Cognitive functions are increasingly understood to involve coordinated activity patterns between multiple brain regions, and their disruption by neuropsychiatric disorders is similarly complex. Closed-loop neurostimulation can directly modulate neural signals with temporal and spatial precision. How to leverage such an approach to effectively identify and target distributed neural networks implicated in mediating cognition remains unclear. We review current conceptual and technical advances in this area, proposing that devices that enable large-scale acquisition, integrated processing, and multiregion, arbitrary waveform stimulation will be critical for mechanistically driven manipulation of cognitive processes in physiological and pathological brain networks.

Chronic electrical stimulation of peripheral nerves via deep-red light transduced by an implanted organic photocapacitor.

Implantable devices for the wireless modulation of neural tissue need to be designed for reliability, safety and reduced invasiveness. Here we report chronic electrical stimulation of the sciatic nerve in rats by an implanted organic electrolytic photocapacitor that transduces deep-red light into electrical signals. The photocapacitor relies on commercially available semiconducting non-toxic pigments and is integrated in a conformable 0.1-mm3 thin-film cuff. In freely moving rats, fixation of the cuff around the sciatic nerve, 10 mm below the surface of the skin, allowed stimulation (via 50-1,000-µs pulses of deep-red light at wavelengths of 638 nm or 660 nm) of the nerve for over 100 days. The robustness, biocompatibility, low volume and high-performance characteristics of organic electrolytic photocapacitors may facilitate the wireless chronic stimulation of peripheral nerves.

Translational Organic Neural Interface Devices at Single Neuron Resolution.

Recording from the human brain at the spatiotemporal resolution of action potentials provides critical insight into mechanisms of higher cognitive functions and neuropsychiatric disease that is challenging to derive from animal models.

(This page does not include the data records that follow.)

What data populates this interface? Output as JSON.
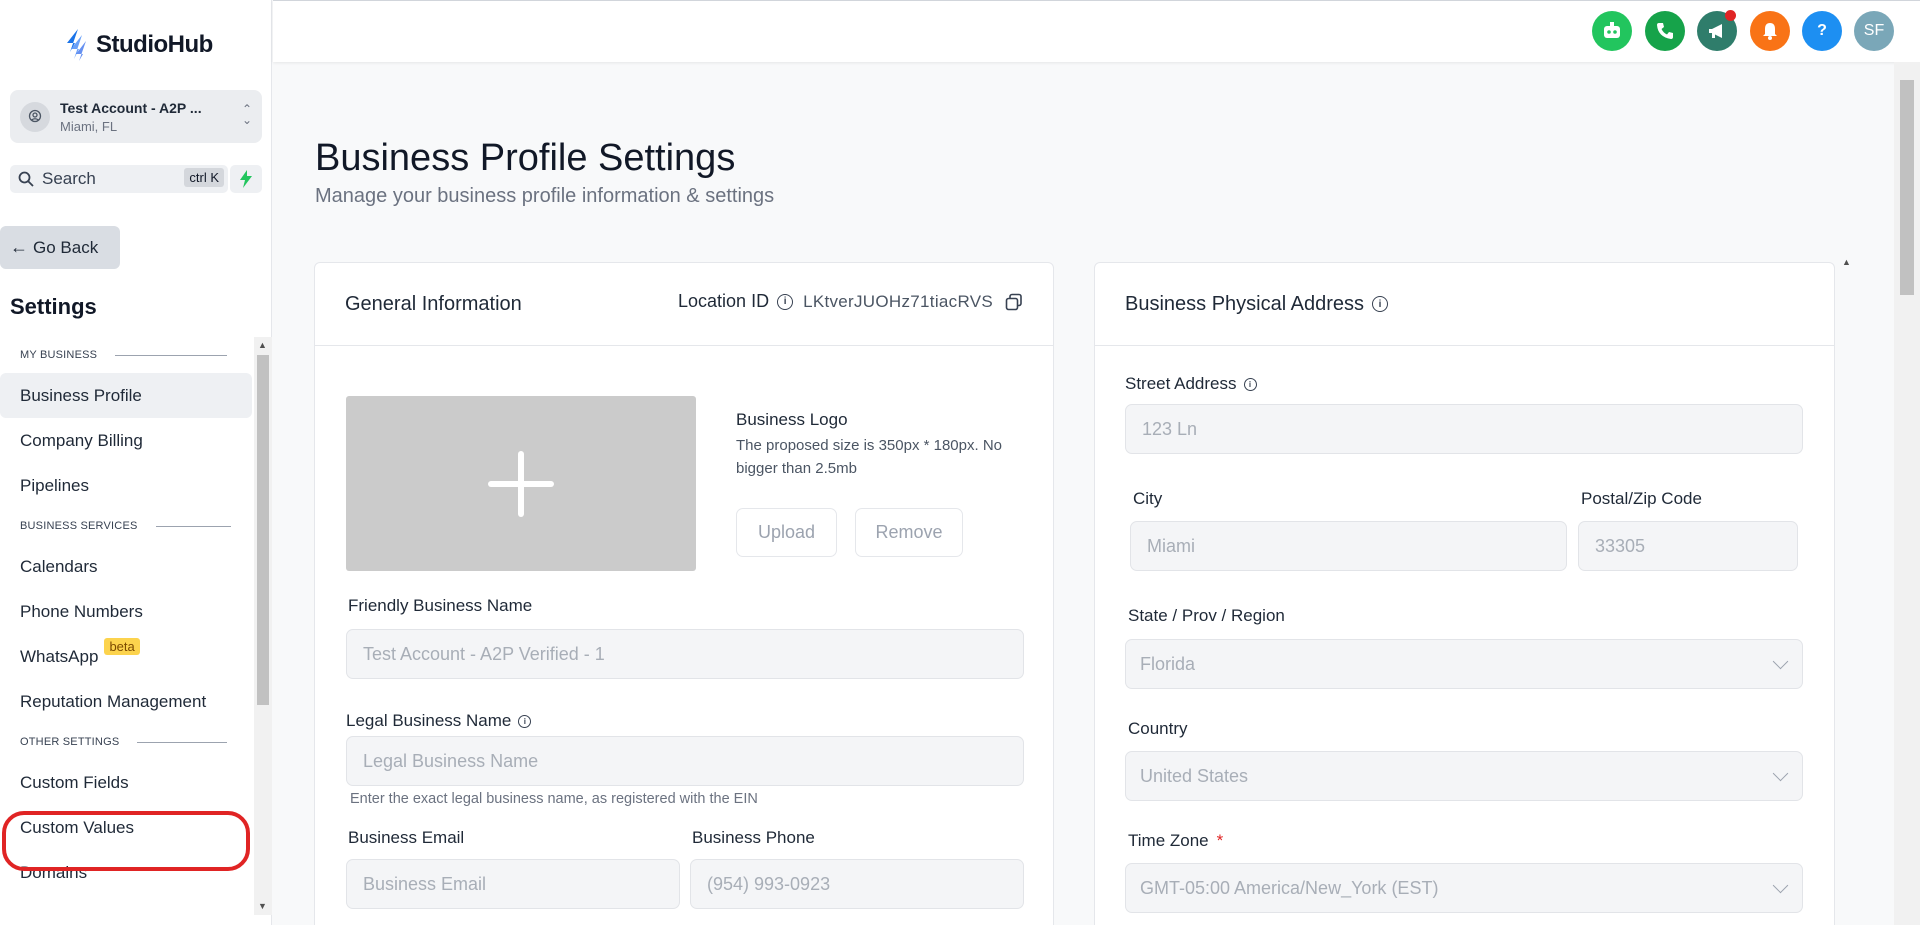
{
  "brand": {
    "name": "StudioHub"
  },
  "account": {
    "name": "Test Account - A2P ...",
    "location": "Miami, FL"
  },
  "search": {
    "label": "Search",
    "shortcut": "ctrl K"
  },
  "nav_back": {
    "label": "Go Back"
  },
  "sidebar": {
    "title": "Settings",
    "sections": {
      "my_business": "MY BUSINESS",
      "business_services": "BUSINESS SERVICES",
      "other_settings": "OTHER SETTINGS"
    },
    "items": {
      "business_profile": "Business Profile",
      "company_billing": "Company Billing",
      "pipelines": "Pipelines",
      "calendars": "Calendars",
      "phone_numbers": "Phone Numbers",
      "whatsapp": "WhatsApp",
      "whatsapp_badge": "beta",
      "reputation": "Reputation Management",
      "custom_fields": "Custom Fields",
      "custom_values": "Custom Values",
      "domains": "Domains"
    }
  },
  "topbar": {
    "avatar_initials": "SF",
    "help_symbol": "?",
    "colors": {
      "bot": "#22c55e",
      "phone": "#16a34a",
      "megaphone": "#2f7d6b",
      "bell": "#f97316",
      "help": "#1d8ff2",
      "avatar": "#7aa7b8"
    }
  },
  "page": {
    "title": "Business Profile Settings",
    "subtitle": "Manage your business profile information & settings"
  },
  "general": {
    "title": "General Information",
    "location_label": "Location ID",
    "location_id": "LKtverJUOHz71tiacRVS",
    "logo_title": "Business Logo",
    "logo_desc": "The proposed size is 350px * 180px. No bigger than 2.5mb",
    "upload_label": "Upload",
    "remove_label": "Remove",
    "friendly_label": "Friendly Business Name",
    "friendly_value": "Test Account - A2P Verified - 1",
    "legal_label": "Legal Business Name",
    "legal_placeholder": "Legal Business Name",
    "legal_help": "Enter the exact legal business name, as registered with the EIN",
    "email_label": "Business Email",
    "email_placeholder": "Business Email",
    "phone_label": "Business Phone",
    "phone_placeholder": "(954) 993-0923"
  },
  "address": {
    "title": "Business Physical Address",
    "street_label": "Street Address",
    "street_value": "123 Ln",
    "city_label": "City",
    "city_value": "Miami",
    "zip_label": "Postal/Zip Code",
    "zip_value": "33305",
    "state_label": "State / Prov / Region",
    "state_value": "Florida",
    "country_label": "Country",
    "country_value": "United States",
    "tz_label": "Time Zone",
    "tz_required": "*",
    "tz_value": "GMT-05:00 America/New_York (EST)"
  }
}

Here, organic materials and conformable electronics are employed to create an integrated neural interface device compatible with minimally invasive neurosurgical procedures and geared toward chronic implantation on the surface of the human brain. Data generated with these devices enable identification and characterization of individual, spatially distribute human cortical neurons in the absence of any tissue penetration (n = 229 single units). Putative single-units are effectively clustered, and found to possess features characteristic of pyramidal cells and interneurons, as well as identifiable microcircuit interactions. Human neurons exhibit consistent phase modulation by oscillatory activity and a variety of population coupling responses. The parameters are furthermore established to optimize the yield and quality of single-unit activity from the cortical surface, enhancing the ability to investigate human neural network mechanisms without breaching the tissue interface and increasing the information that can be safely derived from neurophysiological monitoring.